The accounting sector has arguably been slow to adopt new technology, eschewing new, and often unproven, technology for older, tried and true tools. However, in the immortal words of Bob Dylan, “the times they are a changin’.”

With the changes to the audit threshold among other things, accounting firms are finding themselves reassessing and looking to expand their client services in order to continue growing their businesses. A big part of achieving this is improving efficiency. It’s becoming harder to ignore the potential gains in efficiency and revenue that can be achieved with the right technology. As a result, those in favor of change have reached a critical mass.
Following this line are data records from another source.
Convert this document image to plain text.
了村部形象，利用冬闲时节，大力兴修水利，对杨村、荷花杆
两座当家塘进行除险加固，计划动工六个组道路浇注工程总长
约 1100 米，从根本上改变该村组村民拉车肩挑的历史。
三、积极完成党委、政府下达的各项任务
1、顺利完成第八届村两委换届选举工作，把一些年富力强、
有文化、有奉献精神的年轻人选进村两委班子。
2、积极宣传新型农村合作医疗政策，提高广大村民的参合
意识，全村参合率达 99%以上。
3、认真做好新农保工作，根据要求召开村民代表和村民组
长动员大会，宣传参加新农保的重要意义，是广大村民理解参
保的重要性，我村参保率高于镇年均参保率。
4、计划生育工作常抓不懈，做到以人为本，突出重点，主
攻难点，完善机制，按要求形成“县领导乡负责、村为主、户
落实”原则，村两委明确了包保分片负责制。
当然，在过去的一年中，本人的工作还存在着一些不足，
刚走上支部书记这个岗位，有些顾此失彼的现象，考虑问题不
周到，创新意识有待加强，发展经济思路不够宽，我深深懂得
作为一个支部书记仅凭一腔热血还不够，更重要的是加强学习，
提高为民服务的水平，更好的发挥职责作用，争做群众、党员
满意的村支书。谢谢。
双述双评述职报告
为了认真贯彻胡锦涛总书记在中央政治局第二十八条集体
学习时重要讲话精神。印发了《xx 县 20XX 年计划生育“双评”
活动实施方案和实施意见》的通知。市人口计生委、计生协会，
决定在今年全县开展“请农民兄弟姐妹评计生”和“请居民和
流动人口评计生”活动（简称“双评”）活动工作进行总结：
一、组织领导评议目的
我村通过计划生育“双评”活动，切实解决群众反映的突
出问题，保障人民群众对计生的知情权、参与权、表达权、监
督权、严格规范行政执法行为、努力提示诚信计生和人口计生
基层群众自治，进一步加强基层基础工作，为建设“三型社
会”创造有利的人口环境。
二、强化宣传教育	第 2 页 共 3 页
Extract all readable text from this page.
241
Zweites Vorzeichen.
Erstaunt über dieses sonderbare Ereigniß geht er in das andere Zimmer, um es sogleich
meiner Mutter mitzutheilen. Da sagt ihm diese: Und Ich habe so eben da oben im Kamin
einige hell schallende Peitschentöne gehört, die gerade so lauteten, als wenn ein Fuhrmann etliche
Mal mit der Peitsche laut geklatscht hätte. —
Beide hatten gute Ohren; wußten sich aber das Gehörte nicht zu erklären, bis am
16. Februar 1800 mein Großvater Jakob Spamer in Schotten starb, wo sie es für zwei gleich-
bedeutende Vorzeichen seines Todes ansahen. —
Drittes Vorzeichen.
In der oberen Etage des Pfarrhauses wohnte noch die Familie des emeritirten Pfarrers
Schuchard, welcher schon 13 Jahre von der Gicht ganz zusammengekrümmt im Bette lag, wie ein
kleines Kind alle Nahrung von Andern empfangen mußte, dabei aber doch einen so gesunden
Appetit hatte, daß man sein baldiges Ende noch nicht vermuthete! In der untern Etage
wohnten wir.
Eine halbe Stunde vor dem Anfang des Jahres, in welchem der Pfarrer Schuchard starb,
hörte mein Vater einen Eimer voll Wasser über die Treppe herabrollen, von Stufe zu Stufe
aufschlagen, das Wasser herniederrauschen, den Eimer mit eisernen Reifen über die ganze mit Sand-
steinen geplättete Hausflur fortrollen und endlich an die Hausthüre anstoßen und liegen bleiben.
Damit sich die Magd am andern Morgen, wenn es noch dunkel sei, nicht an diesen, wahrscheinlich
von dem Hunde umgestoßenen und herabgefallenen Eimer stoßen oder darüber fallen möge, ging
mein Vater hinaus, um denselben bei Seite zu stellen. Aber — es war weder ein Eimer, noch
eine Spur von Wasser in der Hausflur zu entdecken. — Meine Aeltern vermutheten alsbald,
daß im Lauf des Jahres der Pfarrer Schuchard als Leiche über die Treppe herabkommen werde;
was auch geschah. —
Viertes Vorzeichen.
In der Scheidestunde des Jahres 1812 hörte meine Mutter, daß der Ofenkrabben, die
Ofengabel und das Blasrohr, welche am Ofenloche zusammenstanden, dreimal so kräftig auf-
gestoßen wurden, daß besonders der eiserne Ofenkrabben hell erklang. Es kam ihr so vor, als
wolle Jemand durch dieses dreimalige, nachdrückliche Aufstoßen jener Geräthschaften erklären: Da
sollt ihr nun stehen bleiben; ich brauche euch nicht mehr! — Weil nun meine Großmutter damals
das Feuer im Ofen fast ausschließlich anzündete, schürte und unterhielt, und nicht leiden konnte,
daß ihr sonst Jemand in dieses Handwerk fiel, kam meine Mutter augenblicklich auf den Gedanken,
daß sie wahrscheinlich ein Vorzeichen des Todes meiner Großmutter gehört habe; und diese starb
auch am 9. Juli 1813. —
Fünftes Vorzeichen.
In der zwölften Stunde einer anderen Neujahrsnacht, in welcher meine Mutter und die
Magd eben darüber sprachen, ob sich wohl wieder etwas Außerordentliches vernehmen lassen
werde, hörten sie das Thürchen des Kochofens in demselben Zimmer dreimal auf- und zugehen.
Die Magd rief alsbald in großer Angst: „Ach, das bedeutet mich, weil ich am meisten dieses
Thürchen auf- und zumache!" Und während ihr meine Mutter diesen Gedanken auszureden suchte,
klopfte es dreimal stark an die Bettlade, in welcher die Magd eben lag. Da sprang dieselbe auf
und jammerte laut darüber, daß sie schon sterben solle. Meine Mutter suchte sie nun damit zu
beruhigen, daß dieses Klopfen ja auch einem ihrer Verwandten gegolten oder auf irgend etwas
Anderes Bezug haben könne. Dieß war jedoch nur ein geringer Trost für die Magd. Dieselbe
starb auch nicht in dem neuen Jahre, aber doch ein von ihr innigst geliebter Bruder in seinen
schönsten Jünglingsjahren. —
The following are the top technologies enabling this change:

The cloud

Once feared, the maturity of the cloud has enabled even the most regulated industries to embrace the productivity and efficiency benefits of the cloud. In a recent study we found that not only were company-mandated tools used by fewer than half of respondents, they were regularly being circumvented in ways that undermine security and productivity, which in the end costs firms – not only in terms of time wasted, but in billable time lost.

The cloud can simplify workflows, increase client engagement and make it easier to access experts – something that is necessary for demonstrating proficiency and service breadth when pursuing new business.

Mobility

Like the cloud, end users are largely responsible for mobile adoption in accountancy firms. Firms have taken an “if you can’t beat ‘em, join ‘em” approach to enterprise mobility, choosing to enable and control it rather than attempt to prevent it. By providing employees with the tools they want, firms have not only increased productivity, they’ve prevented Shadow IT and given themselves more control in the long run.

Big Data

Everyone talks about big data. It may be one of the most overused terms today. However there is a good reason for this. Today, 90 percent of businesses have at least a “moderate” investment in analytics technologies, talent, infrastructure and processes, with the majority of executives citing big data as critical for achieving competitive advantage.

As we saw in the research above, time wasted is revenue lost. In a time of increasing competition, improving productivity and efficiency will be key. Big data will play a big role in this.

It’s a time of big change in the accounting industry. Only time will tell what the next 3-5 years will look like, but it’s clear that technology will play a major part. Those who embrace these changes will have a crucial advantage and will be well positioned to meet growing client demands for transparency and simplicity.